Do mesmo modo que trocava a boca pelo nariz, confundia a amizade com o amor.
Não amei nenhuma mulher pela atração simples e direta. Pela beleza fulminante. Pela sedução lacônica e apressada.
Não amei uma mulher à primeira vista. Meus amores foram a prazo, bem parcelados. Com o carnê cheio de folhinhas. Conversados longamente para encontrar a quietude. Observados, desesperados, lentos. Segurar inicialmente os braços, depois as mãos, bem depois o rosto.

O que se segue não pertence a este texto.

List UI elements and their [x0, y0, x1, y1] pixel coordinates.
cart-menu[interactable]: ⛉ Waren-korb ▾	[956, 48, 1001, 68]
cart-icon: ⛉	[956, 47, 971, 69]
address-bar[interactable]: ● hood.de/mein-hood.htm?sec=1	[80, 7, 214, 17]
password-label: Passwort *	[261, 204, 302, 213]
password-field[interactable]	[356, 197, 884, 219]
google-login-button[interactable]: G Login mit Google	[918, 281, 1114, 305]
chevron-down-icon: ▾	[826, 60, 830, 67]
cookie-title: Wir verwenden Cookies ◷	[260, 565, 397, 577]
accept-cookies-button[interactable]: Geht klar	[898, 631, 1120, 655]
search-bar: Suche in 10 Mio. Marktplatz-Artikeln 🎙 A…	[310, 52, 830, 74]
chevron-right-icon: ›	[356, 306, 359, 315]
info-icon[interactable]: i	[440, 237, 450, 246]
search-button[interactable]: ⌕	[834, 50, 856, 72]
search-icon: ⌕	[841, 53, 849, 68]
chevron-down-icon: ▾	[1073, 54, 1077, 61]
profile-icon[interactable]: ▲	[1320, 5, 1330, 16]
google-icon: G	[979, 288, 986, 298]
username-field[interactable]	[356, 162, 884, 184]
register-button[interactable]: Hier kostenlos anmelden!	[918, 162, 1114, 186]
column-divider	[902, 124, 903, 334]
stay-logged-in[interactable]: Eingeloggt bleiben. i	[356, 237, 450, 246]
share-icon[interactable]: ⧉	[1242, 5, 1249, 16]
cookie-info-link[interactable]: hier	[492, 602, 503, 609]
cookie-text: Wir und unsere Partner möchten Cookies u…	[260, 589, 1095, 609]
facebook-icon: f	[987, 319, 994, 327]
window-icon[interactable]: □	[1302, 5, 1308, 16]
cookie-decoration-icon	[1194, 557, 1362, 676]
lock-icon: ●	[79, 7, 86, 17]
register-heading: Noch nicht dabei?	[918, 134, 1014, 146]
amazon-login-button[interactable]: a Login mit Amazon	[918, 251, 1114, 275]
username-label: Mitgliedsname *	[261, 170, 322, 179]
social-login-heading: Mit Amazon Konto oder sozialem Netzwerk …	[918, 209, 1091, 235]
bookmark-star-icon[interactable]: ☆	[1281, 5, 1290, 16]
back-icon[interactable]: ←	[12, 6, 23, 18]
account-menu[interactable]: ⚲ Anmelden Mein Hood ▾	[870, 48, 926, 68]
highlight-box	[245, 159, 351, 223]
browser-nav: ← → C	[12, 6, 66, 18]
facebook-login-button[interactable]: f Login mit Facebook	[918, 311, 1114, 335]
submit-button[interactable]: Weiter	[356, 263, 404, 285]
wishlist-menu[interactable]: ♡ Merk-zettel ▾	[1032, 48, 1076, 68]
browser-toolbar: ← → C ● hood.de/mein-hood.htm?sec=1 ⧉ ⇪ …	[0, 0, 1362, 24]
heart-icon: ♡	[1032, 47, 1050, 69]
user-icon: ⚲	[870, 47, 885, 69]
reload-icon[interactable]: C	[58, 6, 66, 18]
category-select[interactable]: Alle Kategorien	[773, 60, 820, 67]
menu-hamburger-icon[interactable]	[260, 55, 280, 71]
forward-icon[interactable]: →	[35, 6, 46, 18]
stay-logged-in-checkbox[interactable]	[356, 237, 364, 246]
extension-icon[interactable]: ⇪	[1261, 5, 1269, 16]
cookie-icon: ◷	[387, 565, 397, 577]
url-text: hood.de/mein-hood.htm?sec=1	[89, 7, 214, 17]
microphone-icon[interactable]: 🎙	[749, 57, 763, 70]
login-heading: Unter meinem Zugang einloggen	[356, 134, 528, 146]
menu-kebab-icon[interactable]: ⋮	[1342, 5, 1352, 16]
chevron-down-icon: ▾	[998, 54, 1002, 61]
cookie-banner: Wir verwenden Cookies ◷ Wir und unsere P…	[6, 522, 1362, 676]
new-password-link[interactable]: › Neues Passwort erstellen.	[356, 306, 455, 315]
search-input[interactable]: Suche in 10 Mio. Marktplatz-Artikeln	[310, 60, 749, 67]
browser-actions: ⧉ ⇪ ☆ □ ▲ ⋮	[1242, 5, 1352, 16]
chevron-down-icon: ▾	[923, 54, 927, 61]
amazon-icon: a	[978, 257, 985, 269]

Amei pela convivência, pelas afinidades, pelas discussões, pelos cantos da chuva, pelo sol pintado do meio-fio. Amei na continuidade, no alinhamento do riso, nas brincadeiras involuntárias. Amei ao expor confidências ¿ as confidências já eram provas de que amava. Desabafei muito antes de amar, pedi muito ajuda antes de amar, fui incompreendido muito antes de amar.
Amei durante a semana mais do que nos finais de semana.
Amigo leal e pontual de uma menina, amigo inseparável, não tinha jeito: queria namorá-la. Não conseguia parar o corpo. O amor aparecia como compreensão inteira, dedicada. Não desejava uma mulher que não me entendesse, desejava quando ela me entendia. Percebia o amor como um segredo desde a escola. Um amigo secreto. Ele gosta de alguém e ninguém sabe. Ela gosta de alguém e ninguém sabe. Guardava-se uma paixão com coração e iniciais, sorrateiramente, na última página do caderno de matemática. Não era assim?
Escondia o amor dentro da amizade. Não havia melhor esconderijo.
A amizade me levava ao amor. Mas o amor, logo que encerrava, renunciava a amizade do começo. Não dava para voltar à amizade quando me declarava. Para continuar, a amizade não pode ter a consciência do amor. A amizade termina se o amor surge, a amizade termina igualmente se o amor acaba.
Não mudei com o tempo. Amo pela amizade, respiro pela boca, converso pela respiração.
A partir de hoje, quem não tiver educação e elegância para entrar no blog, dar sua opinião e discordar perderá o comentário. Aceito debate, não agressão. Nenhum dos leitores merece ouvir grosseria. Não admito falsos nomes, sem identificação de e-mail. Se quer contestar os textos, use o próprio rosto. Isso pode ser um chat, nunca um purgatório de chatos. Peço desculpa aos bem-intencionados, que amam a literatura.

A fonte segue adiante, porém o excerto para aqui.